= Golden Hat Foundation =

American autism advocacy organization

The Golden Hat Foundation is a nonprofit organisation founded by actress Kate Winslet and Margret Ericsdottir in 2010. The two met while Winslet was filming the documentary A Mother's Courage: Talking Back to Autism, which focused on Ericsdottir's son Keli Thorsteinsson, who is autistic and non-verbal. The organization centers on raising strengths-focused autism awareness and states that their mission is to "Change the way people on the autism spectrum are perceived, by shining a light on their abilities and emphasizing their great potential."

The organization takes its name from a poem written by Thorsteinsson, in which he described a magical golden hat that had the ability to speak for its protagonist, who was unable to speak.
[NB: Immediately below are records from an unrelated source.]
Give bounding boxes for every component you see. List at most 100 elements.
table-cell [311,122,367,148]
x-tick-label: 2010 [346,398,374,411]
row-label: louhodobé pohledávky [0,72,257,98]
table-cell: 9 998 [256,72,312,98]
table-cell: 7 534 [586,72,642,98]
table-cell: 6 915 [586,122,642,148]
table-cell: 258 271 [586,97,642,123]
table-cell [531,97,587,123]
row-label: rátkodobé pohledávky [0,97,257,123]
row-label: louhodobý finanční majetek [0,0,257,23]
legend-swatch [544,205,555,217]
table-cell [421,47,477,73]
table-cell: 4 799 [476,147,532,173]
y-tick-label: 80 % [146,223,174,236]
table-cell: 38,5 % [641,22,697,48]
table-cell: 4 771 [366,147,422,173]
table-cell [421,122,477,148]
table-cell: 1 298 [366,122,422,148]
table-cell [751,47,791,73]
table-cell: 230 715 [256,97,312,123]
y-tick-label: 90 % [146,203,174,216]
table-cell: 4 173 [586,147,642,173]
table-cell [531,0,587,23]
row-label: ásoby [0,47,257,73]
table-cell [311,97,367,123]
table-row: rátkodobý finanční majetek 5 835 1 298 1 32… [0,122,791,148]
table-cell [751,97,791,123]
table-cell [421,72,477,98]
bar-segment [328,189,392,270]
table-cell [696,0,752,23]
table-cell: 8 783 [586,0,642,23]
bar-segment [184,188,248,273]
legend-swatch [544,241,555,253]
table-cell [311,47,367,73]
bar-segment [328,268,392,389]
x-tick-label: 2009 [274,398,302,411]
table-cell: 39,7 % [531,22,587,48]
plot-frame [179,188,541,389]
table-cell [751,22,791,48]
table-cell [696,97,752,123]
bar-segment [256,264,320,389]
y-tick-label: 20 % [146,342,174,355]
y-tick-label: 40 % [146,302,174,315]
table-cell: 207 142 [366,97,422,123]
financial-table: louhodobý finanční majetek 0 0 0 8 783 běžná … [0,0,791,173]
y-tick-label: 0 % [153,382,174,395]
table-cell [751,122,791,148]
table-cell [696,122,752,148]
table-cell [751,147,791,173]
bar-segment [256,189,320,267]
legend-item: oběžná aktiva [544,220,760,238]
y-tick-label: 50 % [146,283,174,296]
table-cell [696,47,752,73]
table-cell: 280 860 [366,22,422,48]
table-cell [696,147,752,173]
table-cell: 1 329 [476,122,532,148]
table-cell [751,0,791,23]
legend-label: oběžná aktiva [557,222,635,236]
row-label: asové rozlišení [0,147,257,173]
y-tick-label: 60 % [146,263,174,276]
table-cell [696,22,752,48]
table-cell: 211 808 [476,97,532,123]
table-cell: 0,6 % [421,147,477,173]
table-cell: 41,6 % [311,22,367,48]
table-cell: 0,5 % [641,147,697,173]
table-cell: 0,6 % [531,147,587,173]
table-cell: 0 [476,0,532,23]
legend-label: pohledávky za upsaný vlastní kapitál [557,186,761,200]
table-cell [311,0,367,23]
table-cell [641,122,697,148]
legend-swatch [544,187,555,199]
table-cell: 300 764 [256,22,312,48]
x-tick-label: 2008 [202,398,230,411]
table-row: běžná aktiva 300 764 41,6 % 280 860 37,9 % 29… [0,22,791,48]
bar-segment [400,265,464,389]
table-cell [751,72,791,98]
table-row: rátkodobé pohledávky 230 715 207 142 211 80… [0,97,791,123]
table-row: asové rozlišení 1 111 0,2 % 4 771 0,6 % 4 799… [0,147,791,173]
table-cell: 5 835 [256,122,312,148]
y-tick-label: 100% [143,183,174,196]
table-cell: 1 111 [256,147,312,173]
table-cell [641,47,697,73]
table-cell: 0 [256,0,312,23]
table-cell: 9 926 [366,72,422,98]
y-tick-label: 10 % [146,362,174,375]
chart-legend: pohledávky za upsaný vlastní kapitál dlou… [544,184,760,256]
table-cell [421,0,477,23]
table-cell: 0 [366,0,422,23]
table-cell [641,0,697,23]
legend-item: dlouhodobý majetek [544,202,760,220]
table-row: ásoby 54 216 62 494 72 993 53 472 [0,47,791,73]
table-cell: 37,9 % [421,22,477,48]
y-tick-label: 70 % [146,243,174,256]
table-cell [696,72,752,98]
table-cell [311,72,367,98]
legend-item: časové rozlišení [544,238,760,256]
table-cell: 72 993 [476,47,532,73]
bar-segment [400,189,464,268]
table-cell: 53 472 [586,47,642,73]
In 2011 the Golden Hat Foundation paired with the cosmetics company Lancôme to create a golden hat themed makeup collection, with the intent for part of the proceeds to benefit the organization.

==Documentary==
A Mother's Courage: Talking Back to Autism released in 2009 and centered upon Ericsdottir's attempts to find a way for her son Keli to communicate. The documentary was directed by Friðrik Þór Friðriksson and featured Winslet as the film's narrator. A Mother's Courage was met with positive reviews. The documentary introduced Ericsdottir and Winslet to one another, and Winslet came up with the idea of creating the Golden Hat Foundation after her daughter Mia asked Winslet about what it would be like to be unable to communicate with her mother.

==Book==
On March 27, 2012, Winslet and the Golden Hat Foundation published The Golden Hat: Talking Back to Autism through Simon & Schuster. The book compiled correspondence between Winslet and Ericsdottir, personal statements from various celebrities, and several contributions from Ericsdottir's son Keli. Publishers Weekly gave a positive review for The Golden Hat, praising it for its "warmth and sincerity".